U.S. light crude for December delivery was down $2.00 at $92.09 a barrel by 10:50 a.m. EST after rising almost $3.00 in the previous session. London Brent crude was $1.33 lower at $90.03.
The U.S. Energy Information Administration's latest data showed a 2.8 million barrel rise in crude oil stocks last week, when analysts had forecast a fall of 800,000 barrels.
Shrinking oil stocks, a weak dollar, speculative inflows, as well as political tensions, have helped drive oil prices to record highs of $98.62 a barrel, reached on November 7. But oil is now more than $6 below its peak, pressured by concerns that high prices are starting to affect demand and by expectations that speculators who have helped boost prices could step back.

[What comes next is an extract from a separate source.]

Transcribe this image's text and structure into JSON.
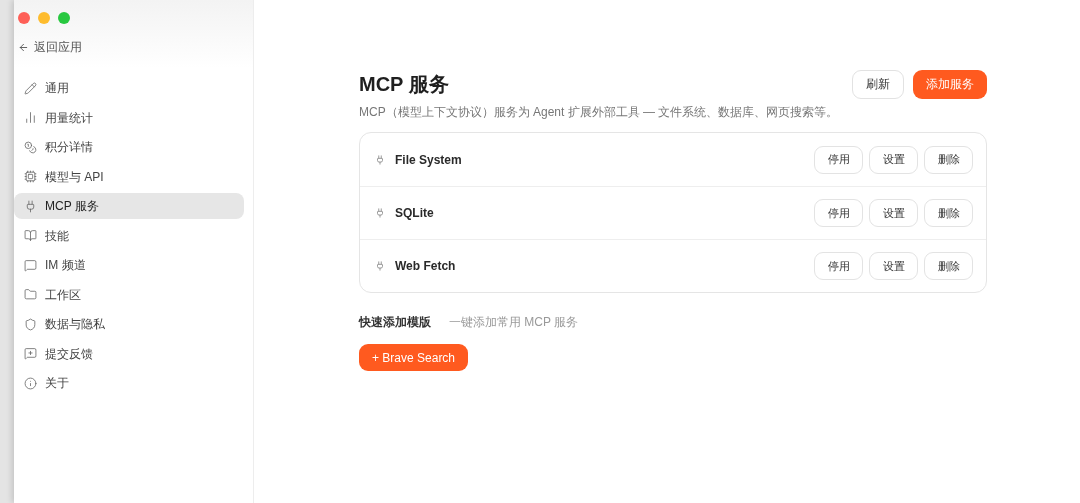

OPEC lowered its world oil demand growth forecast for the fourth quarter of this year in its November Monthly Oil Market Report, partly due to a modest downturn in the U.S. economy. "The U.S. consumer is facing headwinds from falling house prices, restrictions on borrowing and higher energy costs," the report said.
Top oil consumer the United States has urged the Organization of the Petroleum Exporting Countries to increase output to cool prices. OPEC members have blamed speculation and not supply shortages for the record prices, and have confirmed they will not discuss raising crude output at a heads of state meeting on November 17-18.